Это был человек лет пятидесяти — пятидесяти пяти, очень толстый, вернее тучный, как все бездельники; его лукавая физиономия отнюдь не внушала доверия.
— Эй, отче, что там стряслось? — крикнул один из моряков, подбегая к монаху.
Итилонец сильно гнусавил (как видно, он на собственный лад поклонялся Венере не менее усердно, чем певец любви Овидий Назон); он изъяснялся на маниотском наречии — такой мешанине из греческого, турецкого, итальянского и албанского языков, какая могла возникнуть разве только при Вавилонском столпотворении.
— Уж не захватили ли солдаты Ибрагима вершин Тайгета? — спросил другой моряк, сопровождая своя слова беспечным жестом, свидетельствовавшим о весьма умеренном патриотизме.
— Только бы не французы, в них мало проку! — отозвался первый итилонец.
— Они друг друга стоят, — вмешался третий.
Эта реплика показывала, что освободительная борьба, даже в самый ее тяжелый период, не слишком занимала умы обитателей крайнего Пелопоннеса, столь не похожих на жителей северной Мани, доблестно сражавшихся за независимость родины.

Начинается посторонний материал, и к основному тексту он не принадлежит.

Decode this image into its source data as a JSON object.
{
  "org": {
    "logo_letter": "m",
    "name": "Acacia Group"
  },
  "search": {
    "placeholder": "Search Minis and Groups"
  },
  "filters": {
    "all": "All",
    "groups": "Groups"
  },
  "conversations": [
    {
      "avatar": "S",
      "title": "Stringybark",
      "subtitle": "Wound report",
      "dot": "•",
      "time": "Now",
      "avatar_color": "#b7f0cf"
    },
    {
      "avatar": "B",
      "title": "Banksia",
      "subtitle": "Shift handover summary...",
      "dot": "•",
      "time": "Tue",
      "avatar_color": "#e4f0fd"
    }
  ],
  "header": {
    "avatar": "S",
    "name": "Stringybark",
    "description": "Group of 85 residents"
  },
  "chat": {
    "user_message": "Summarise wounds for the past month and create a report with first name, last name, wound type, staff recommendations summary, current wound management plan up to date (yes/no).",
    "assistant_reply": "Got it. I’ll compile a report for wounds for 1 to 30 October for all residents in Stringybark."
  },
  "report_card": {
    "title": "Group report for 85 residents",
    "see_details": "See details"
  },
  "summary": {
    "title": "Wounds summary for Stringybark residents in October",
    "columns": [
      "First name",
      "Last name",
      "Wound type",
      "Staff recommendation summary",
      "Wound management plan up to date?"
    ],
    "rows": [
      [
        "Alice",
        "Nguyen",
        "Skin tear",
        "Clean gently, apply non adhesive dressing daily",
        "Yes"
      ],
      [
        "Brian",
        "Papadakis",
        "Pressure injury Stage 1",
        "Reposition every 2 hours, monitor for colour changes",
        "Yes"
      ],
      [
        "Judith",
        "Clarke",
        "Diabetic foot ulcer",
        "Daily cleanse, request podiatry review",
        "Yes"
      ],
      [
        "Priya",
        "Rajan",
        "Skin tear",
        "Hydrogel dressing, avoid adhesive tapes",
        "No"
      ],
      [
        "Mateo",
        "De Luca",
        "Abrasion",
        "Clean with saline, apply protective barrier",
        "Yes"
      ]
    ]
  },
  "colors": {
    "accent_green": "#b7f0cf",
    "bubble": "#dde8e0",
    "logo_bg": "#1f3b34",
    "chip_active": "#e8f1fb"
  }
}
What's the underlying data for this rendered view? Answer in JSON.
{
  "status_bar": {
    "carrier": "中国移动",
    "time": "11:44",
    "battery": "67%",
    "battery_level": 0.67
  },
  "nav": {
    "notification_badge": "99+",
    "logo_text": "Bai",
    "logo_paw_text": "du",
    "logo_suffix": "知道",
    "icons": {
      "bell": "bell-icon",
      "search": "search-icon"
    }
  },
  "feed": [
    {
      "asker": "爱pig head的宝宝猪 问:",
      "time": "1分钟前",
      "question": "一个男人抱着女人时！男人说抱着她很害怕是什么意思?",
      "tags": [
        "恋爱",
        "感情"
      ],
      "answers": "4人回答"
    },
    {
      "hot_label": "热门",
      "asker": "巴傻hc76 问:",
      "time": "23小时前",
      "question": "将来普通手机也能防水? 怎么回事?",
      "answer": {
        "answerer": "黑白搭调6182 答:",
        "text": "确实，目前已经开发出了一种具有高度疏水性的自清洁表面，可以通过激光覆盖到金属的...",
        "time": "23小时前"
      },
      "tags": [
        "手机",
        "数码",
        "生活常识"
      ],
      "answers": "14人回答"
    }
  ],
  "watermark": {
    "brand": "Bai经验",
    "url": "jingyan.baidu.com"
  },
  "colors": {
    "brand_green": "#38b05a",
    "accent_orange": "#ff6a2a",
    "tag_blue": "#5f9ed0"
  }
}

Но калугер не мог ответить. Он запыхался, спускаясь по кручам. Его душила астма. Он тщетно пытался заговорить. Правда, один из его предков, марафонский воин, за минуту до смерти нашел в себе силу возвестить победу Мильтиада. Впрочем, здесь речь шла не о Мильтиаде и не о греко-персидской войне. Вряд ли этих свирепых обитателей крайней оконечности Мани можно было вообще считать сынами Эллады.
— Да ну же, отче, не тяни, выкладывай! — вскричал старик по имени Годзо, особенно нетерпеливый, словно он чутьем угадывал, какую весть принес монах.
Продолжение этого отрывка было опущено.